Eine Brauerei in London hat Bakterien aus Autor Roald Dahls (James und der Riesenpfirsich, Charlie und die Schokoladenfabrik, Hexen Hexen) Spezialschriftstellersessel gesammelt und braut damit nun ein Spezialschriftstellerbier. Mit anderen Worten: Die machen ein Grätzer-Weizenbier aus Roald Dahls Arschwasser. Yummy!
Mr. Twit's Odious Ale has been brewed utilising yeast swabbed from the wood of Roald Dahl's famous writing chair; a specially-adapted armchair created to ease the pain of a back injury sustained during WWII, as the author avoided writing at a desk.
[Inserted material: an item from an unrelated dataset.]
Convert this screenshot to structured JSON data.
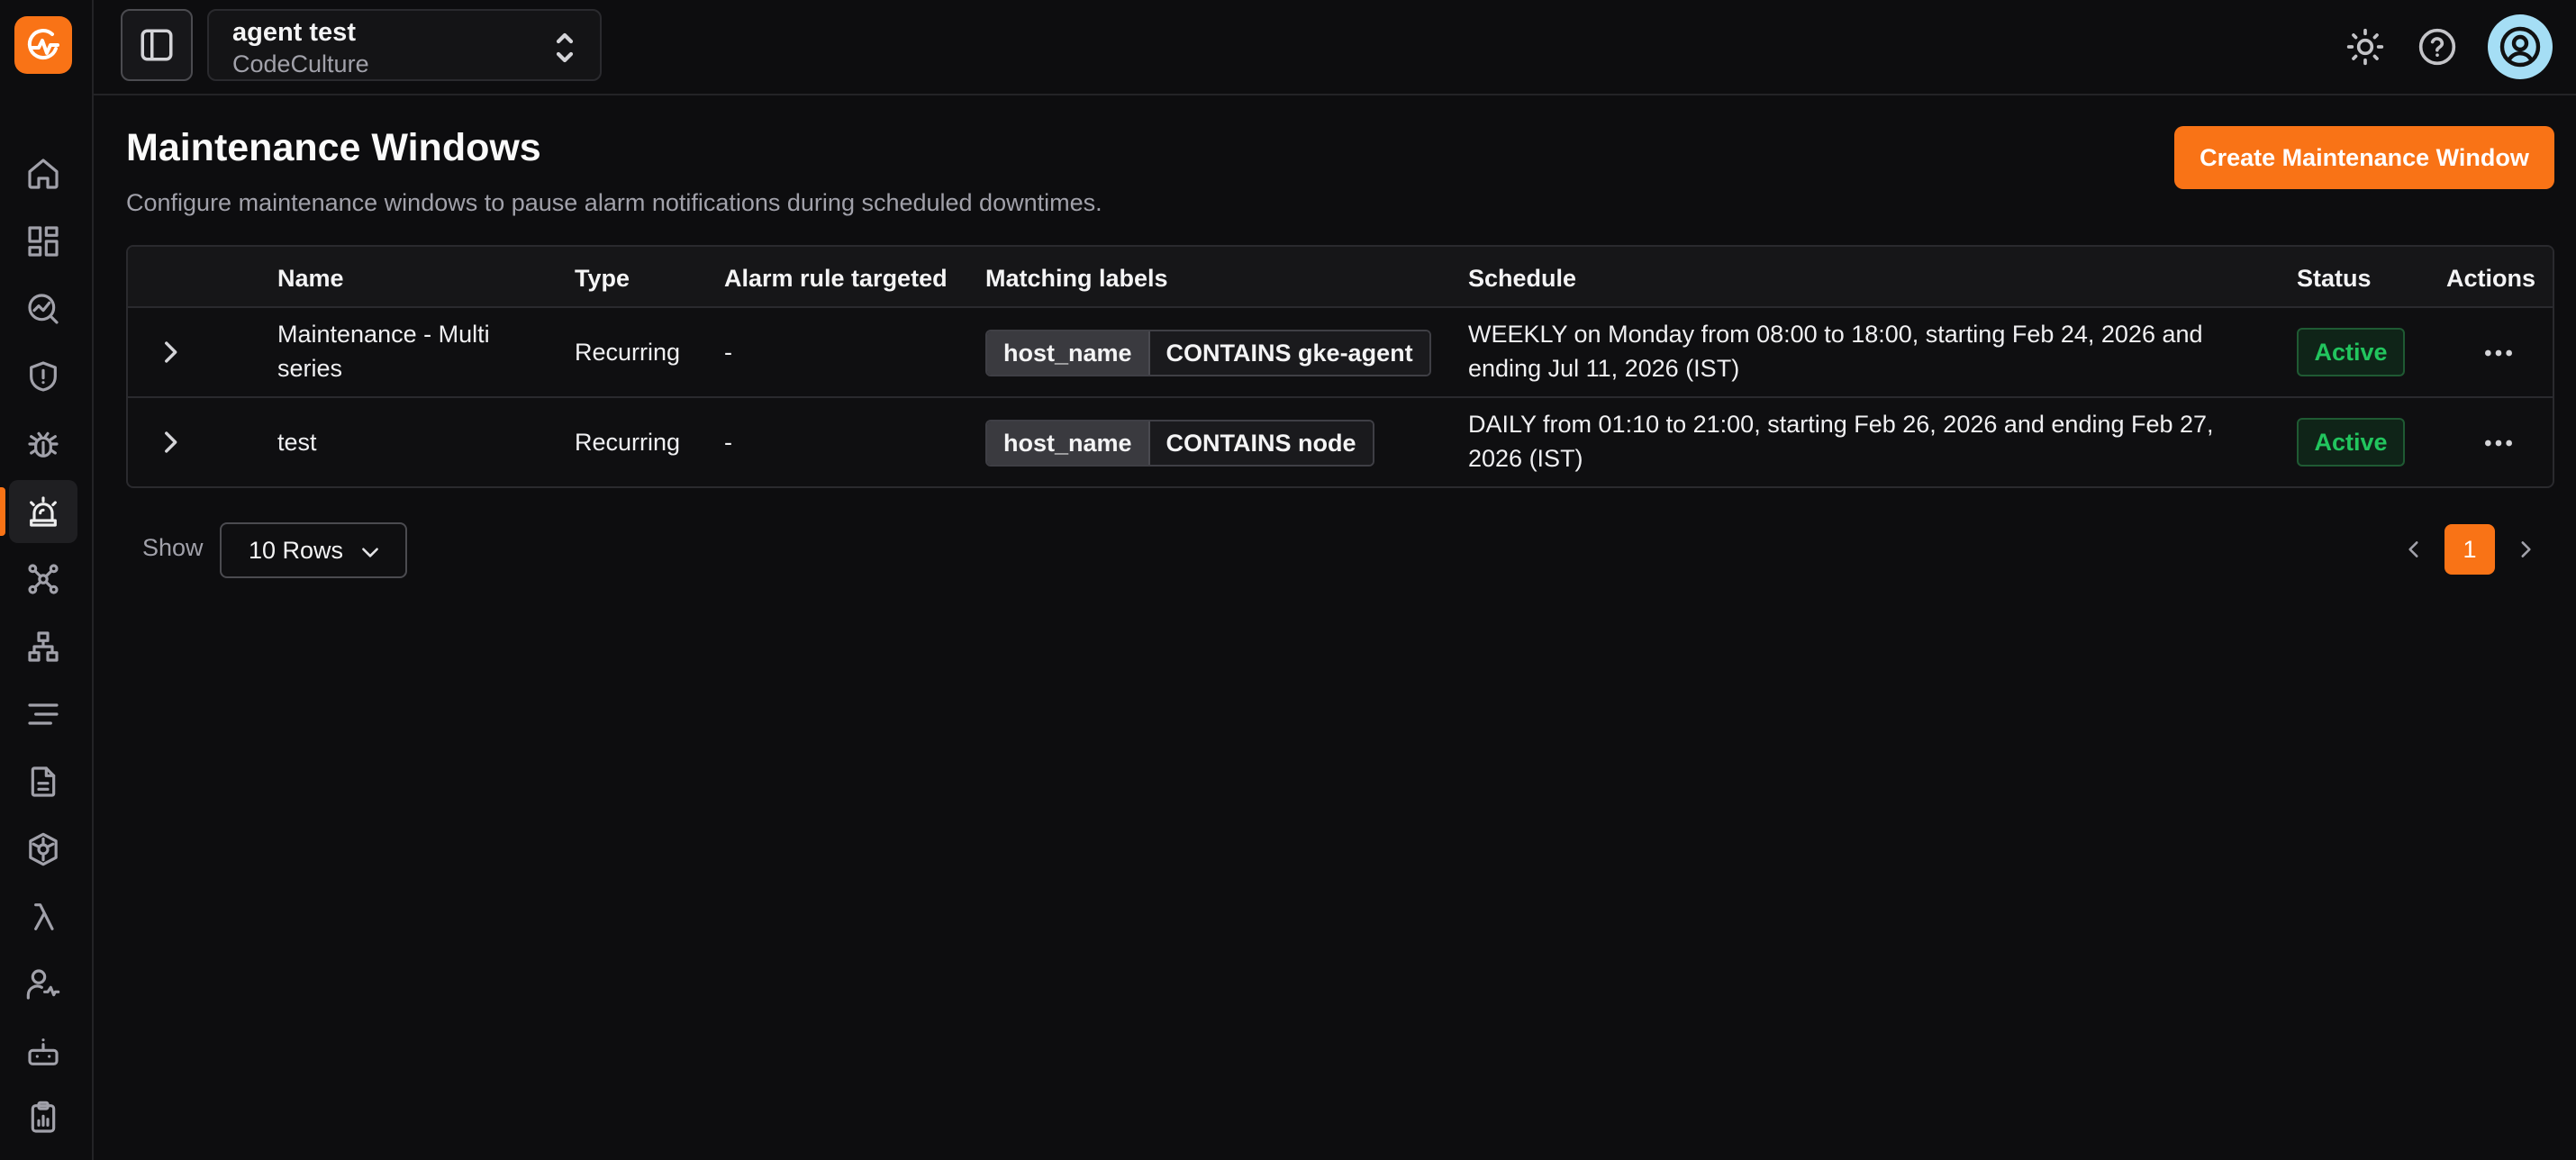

With the permission of Dahl's estate, brewers took a swab from the chair itself, which will be used to culture all the yeast needed for the beer.
The Odious Ale is concocted by microdistillery 40FT Brewery and food designers Bompass & Parr. "We've been lifelong fans of Roald Dahl and so it's an honour to be collaborating with our friends Bompas & Parr to create this beer together," said Steve Ryan of 40FT Brewery.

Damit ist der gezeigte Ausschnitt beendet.